Chalayan Fall 1995 Ready-to-Wear

Editor’s note: This collection was originally presented in March 1995 in London and has been digitized as part of Vogue Runway’s ongoing efforts to document historical fashion shows.

World building is part of what designers do, but few have built universes with as distant poles (insider/outsider, East/West, etc.) as Hussein Chalayan. As a student at Central Saint Martins, Chalayan buried his graduate collection in the ground to age it. Call it a communion with nature. Machines for travel, communication, and war were among the subjects of Chalayan’s fall 1995 collection, Along False Equator. “I’m interested in the influence of technology and the way we feel lost and small in the endless possibilities of technology,” he said in a 1998 Vogue interview. “I’m interested in the loss of identity, the idea that exploring ‘the other’ can make you lose yourself.”

Chalayan’s use of antenna-like jewelry and the map-prints on a Tyvek paper (a dress made of which Björk wore on the cover of her 1995 album Post) all suggest that the collection was somehow also about navigation— among places, but also through life in all of its extremes.

Among the print motifs in the collection, besides the maps and weather charts, was a jagged heart monitor line. The flower-like explosions of dot-tipped arched lines that were printed, layered, and embossed were variously described by journalists as “flight paths,” circuit boards, and “missile fire.” Writing in 032c in 2005 historian Caroline Evans noted that the collection included “paper suits embedded with fiber-optics that flashed like aeroplane lights at night.” In hindsight, Chalayan’s interest in air travel predates his extraordinary remote controlled plane wing dress for spring 2000.

The show’s strictly tailored wool jackets featured sharp, even spiky, wing-like shapes. These shared space with sportier neoprene separates that contained the body and to-the-waist quilted jackets. Keeping in the sports vein, the long coats that opened the show were styled with sneakers, not a usual choice at the time. Softening things were wrap and slip dresses, some with rows of rouleau buttons, with a fluid ’30s-by-way-of-the-’70s feeling. Balancing this (relative) sweetness was a series of cobweb knits that had the appearance of shredded nylons.
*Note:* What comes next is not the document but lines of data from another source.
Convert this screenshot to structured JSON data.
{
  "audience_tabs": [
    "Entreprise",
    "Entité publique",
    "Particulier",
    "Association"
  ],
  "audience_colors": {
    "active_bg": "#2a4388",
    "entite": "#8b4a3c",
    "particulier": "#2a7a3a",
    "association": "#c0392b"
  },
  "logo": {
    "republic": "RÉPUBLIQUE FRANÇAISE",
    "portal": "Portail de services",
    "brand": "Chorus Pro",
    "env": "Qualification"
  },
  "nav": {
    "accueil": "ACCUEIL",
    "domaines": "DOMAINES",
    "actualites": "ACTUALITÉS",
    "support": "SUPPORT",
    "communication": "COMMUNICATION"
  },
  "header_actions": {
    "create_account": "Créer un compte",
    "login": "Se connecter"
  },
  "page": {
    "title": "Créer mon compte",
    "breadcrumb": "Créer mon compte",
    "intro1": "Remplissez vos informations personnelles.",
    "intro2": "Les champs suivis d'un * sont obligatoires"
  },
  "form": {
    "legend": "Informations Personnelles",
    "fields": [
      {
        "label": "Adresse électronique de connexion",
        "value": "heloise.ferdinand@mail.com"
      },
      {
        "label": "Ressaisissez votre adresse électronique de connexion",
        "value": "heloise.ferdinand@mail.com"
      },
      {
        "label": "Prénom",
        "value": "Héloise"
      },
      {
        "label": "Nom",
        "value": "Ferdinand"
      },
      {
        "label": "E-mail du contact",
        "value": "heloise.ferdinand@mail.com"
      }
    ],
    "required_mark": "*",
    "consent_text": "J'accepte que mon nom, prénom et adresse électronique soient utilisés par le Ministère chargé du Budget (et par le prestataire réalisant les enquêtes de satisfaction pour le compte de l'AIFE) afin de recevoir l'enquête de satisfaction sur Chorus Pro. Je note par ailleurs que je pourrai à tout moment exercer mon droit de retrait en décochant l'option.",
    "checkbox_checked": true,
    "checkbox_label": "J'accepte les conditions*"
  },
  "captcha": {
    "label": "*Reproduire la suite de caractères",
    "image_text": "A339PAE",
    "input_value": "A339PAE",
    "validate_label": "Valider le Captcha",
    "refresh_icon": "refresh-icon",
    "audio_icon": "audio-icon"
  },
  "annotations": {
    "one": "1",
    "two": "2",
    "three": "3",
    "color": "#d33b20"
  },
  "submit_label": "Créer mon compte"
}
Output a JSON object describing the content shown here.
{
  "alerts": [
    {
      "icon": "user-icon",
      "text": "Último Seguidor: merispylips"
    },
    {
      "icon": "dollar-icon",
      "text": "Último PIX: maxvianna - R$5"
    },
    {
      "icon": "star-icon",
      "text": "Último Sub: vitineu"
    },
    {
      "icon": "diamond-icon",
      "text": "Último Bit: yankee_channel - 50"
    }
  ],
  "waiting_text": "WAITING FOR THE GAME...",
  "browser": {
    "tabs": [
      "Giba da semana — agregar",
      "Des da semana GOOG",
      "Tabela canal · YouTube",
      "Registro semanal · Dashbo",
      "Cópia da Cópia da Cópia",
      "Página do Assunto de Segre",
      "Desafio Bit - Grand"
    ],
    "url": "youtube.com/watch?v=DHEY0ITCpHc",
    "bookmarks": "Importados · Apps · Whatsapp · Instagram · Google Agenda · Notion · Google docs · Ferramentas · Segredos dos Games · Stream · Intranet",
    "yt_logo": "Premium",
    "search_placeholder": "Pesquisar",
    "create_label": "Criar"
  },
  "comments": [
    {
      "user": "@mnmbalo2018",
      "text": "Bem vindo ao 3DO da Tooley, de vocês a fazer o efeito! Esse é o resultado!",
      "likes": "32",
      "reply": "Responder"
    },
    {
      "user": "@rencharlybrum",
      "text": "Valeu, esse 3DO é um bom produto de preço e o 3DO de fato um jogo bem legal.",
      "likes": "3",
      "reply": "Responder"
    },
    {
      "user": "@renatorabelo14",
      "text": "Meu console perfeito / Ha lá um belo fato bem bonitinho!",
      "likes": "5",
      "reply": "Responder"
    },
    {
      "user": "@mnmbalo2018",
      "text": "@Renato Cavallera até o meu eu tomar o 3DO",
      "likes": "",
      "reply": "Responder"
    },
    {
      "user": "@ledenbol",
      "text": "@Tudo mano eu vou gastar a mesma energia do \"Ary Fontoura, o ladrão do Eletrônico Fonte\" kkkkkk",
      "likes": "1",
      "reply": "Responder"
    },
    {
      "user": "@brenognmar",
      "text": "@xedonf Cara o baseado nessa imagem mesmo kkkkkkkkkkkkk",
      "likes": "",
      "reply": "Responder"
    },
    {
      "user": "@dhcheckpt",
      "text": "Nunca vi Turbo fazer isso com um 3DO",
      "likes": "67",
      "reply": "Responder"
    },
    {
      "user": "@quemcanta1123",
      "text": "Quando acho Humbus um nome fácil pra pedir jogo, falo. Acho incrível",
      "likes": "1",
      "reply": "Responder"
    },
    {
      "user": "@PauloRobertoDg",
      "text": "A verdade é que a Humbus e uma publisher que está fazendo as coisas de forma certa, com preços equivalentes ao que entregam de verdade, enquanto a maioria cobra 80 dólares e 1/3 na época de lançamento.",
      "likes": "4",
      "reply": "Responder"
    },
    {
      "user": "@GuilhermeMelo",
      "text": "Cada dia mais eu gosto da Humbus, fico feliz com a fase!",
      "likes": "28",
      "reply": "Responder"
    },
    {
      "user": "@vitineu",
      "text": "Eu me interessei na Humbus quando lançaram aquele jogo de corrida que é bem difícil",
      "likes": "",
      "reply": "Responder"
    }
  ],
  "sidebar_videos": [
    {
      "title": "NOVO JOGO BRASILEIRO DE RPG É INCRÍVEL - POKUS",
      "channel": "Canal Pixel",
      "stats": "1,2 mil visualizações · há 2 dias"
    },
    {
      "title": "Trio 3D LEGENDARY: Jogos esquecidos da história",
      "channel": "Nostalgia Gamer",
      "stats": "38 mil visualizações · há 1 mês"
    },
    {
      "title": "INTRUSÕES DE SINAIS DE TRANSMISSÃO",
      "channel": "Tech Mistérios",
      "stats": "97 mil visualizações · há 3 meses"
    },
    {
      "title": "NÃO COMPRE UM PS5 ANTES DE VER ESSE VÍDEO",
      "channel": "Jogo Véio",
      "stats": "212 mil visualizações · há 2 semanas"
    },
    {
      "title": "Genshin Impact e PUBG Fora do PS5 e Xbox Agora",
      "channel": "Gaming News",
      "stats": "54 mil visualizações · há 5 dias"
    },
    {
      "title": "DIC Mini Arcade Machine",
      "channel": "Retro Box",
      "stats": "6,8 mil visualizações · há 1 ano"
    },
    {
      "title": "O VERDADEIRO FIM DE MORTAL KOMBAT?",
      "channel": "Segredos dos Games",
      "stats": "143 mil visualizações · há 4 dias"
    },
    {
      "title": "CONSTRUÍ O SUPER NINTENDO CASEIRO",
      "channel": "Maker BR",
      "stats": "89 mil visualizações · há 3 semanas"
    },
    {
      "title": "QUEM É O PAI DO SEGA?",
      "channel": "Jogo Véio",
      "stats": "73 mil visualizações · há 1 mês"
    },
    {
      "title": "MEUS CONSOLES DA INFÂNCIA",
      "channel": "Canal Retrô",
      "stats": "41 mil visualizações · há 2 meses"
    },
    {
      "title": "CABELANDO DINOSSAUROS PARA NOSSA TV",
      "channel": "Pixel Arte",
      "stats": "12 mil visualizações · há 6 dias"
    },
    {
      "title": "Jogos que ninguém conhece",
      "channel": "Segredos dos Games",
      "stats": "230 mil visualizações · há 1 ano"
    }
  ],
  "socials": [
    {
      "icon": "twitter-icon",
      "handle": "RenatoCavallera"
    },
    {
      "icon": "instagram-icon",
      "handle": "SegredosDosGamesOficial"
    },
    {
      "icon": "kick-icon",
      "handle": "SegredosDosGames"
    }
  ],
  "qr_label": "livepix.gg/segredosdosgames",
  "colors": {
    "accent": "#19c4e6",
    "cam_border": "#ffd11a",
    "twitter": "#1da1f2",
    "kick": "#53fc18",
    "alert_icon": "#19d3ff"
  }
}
The collection’s pièce de résistance was a carved and varnished wooden corset with metal fastenings. The grain of the wood slightly resembled that of some of the graphics in the show, and swelled around the area of the nipples. It was acquired by the Met’s Costume Institute, and the curators write in its catalog entry that this “essentially low-tech ‘bustier’ stands in contrast to much of Chalayan’s experimentation with unconventional materials, including some associated with aerospace technology. It does, however, relate to an earlier design from his 1993 Central Saint Martins graduation presentation and the later, beautifully rendered, ‘furniture’ pieces that transformed into garments from his fall/winter 2000-2001 collection.”

There are many ways to look at this piece. According to the dictionary, an equator (referenced in the show title) is “an imaginary line drawn around the earth, equally distant from both poles, dividing the earth into northern and southern hemispheres and constituting the parallel of latitude 0°.” If, as Chalayan asserted, technology is a creation of humanity,” perhaps nature is a creation of God, and something that cannot be controlled, no matter how many times it’s mapped, traveled over, or probed. Maybe Chalayan’s model is locked within a protective sort of “heart-shaped box” which (forcibly) tethers her to earth and prevents her from flat-lining.